Гурин повел глазами в его сторону слабо, медленно. У него словно не хватило сил повернуть голову так, чтобы глаза остановились прямо на Семене: зрачки глаз перекатились опять в обратном направлении, только чуть-чуть скользнув по фигуре Семена.
Вытянув руку по столу, он стукнул по крышке стола раза два пальцами.
– Гм, – сказал он, – так уедешь, значит?
Он опять поглядел в окно.
Брови у него шевельнулись и чуть-чуть сдвинулись.
– У еду-с….
– А когда?..
Семен вздернул плечи.
– Говорят, еще можно недели полторы.
Гурин кивнул головой.
– Через неделю будет поздно, – сказал он.
Он все смотрел в окно.
Его брови сдвинулись еще больше.
Семен вздохнул.
– Поздно, – повторил Гурин и, помедлив минуту, заговорил опять, придвинув к себе свечку в жестяном подсвечнике и ковыряя ногтем указательного пальца застывший на донушке подсвечника стеарин. Он говорил тихо, тянул слова и делал короткие паузы, когда стеарин плохо поддавался ногтю…
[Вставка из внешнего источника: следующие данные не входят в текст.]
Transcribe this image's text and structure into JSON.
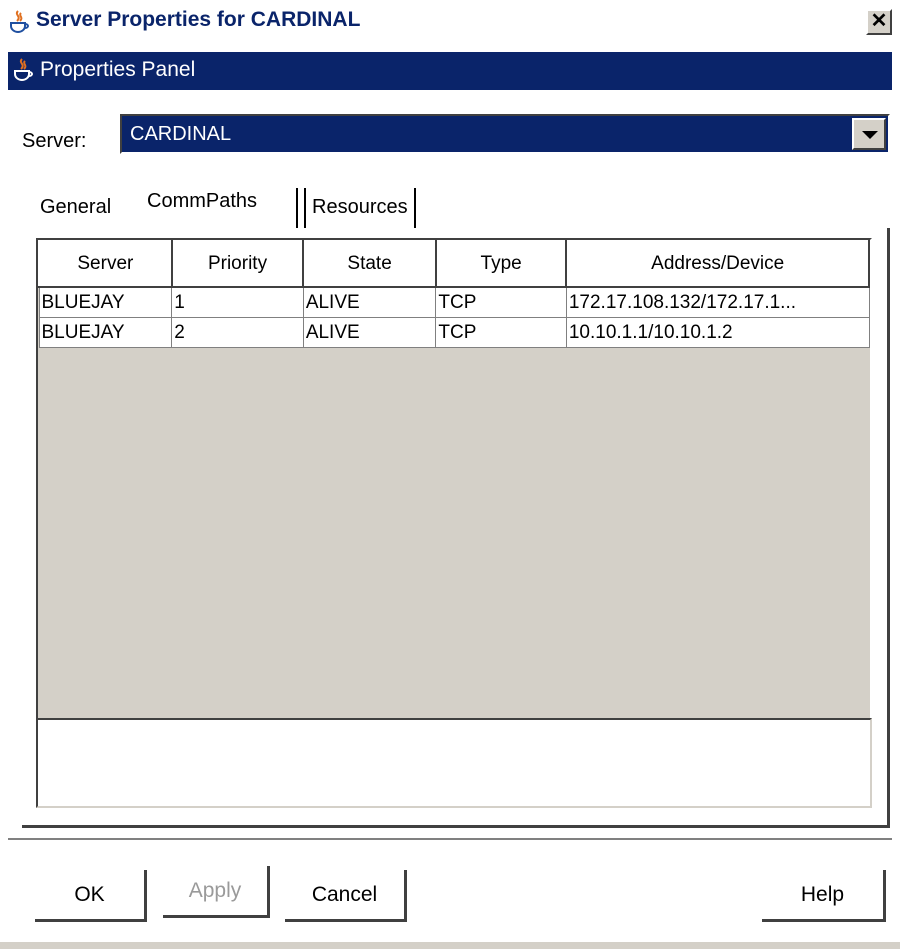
{
  "window": {
    "title": "Server Properties for CARDINAL",
    "close_label": "✕"
  },
  "panel": {
    "title": "Properties Panel"
  },
  "server_selector": {
    "label": "Server:",
    "value": "CARDINAL"
  },
  "tabs": [
    {
      "label": "General"
    },
    {
      "label": "CommPaths"
    },
    {
      "label": "Resources"
    }
  ],
  "table": {
    "columns": [
      "Server",
      "Priority",
      "State",
      "Type",
      "Address/Device"
    ],
    "rows": [
      [
        "BLUEJAY",
        "1",
        "ALIVE",
        "TCP",
        "172.17.108.132/172.17.1..."
      ],
      [
        "BLUEJAY",
        "2",
        "ALIVE",
        "TCP",
        "10.10.1.1/10.10.1.2"
      ]
    ]
  },
  "buttons": {
    "ok": "OK",
    "apply": "Apply",
    "cancel": "Cancel",
    "help": "Help"
  },
  "colors": {
    "title_blue": "#0a246a",
    "panel_gray": "#d4d0c8"
  },
  "icons": {
    "app": "java-coffee-icon"
  }
}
Казалось, движение его пальца находится в непосредственной связи с тем, как срываются с его губ слова, обращенные к Семену. Когда палец, сколупывая стеарин встречал сопротивление, и слова, казалось, спотыкались неожиданно, или обрывались совсем… И звучали опять легко и свободно, если палец благополучно преодолевал препятствие.
– У меня есть к тебе дело… Да… Видишь, ты каменщик?
– Каменщик…
– А хороший?
– Как сказать…
Семен пожал плечами.
– А, например, можешь вынуть камень из стены?
– Камень-с?..
– Да…
– Это какой-с…
И подумав секунду, Семен добавил:
– И опять же, какая кладка.
– Как какая кладка?
– Кирпич? – спросил Семен и пояснил сейчас же: – Кладка бывает разная. Изволите видеть…
– Нет не кирпич, – перебил его Гурин…
– Не кирпич?
– Нет.
– Дикий камень?
– Дикий.
– На цементе?
– На цементе…
– Теперь Семен знал, что ему отвечать. Заложив руку опять за борт пиджака, он сказал с уверенностью:
– Можно-с.
– Значит, и два камня можно вынуть?
– Можно-с. Лишь бы один, а там легко.
– Легко?
– Легко… Главное первый.
– А первый трудно?
– Опять же говорю, какая кладка.
– Можно, значить, например, в стену вмазать шкап?
Глаза у Турина сузились. Казалось, он что-то внимательно разглядывает на своем подсвечнике.
– А?
Голос у него стал немного хриплый. Он словно каркнул. – Можно, – ответил Семен.
– А потом заложить опять, и чтобы один камень вынимался, и его опять можно было бы поставить на место…
Семена будто кто неожиданно толкнул в грудь, он вздрогнул.
– А? – опять так же глухо и с хрипотой спросил Гурин, продолжая ковырять пальцем стеарин на подсвечнике.
– Можно-с.
– И не будет заметно?..
– Потайной, значит?
– Да.
– Можно…
Гурин вынул спички, зажег свечку и, поднявшись с кресла, запахнул халат.
– Пойдем за мной, – сказал он Семену, в первый раз взглянув ему прямо в лицо. Он сдвинул при этом брови и в его глазах глубоко сквозь их мутный блеск сверкнуло что-то острое, точно короткий луч. Но сейчас же он прикрыл глаза веками: он словно боялся, что Семен поймет и разгадает мысль, вспыхнувшую в нем в эту минуту и блеснувшую в глазах навстречу глазам Семена.
Но он все равно словно кольнул Семену душу этим взглядом.
Семен пошел за Гуриным, осторожно ступая на носках по паркетному полу. Ему казалось, что Гурин будто не доверяет ему.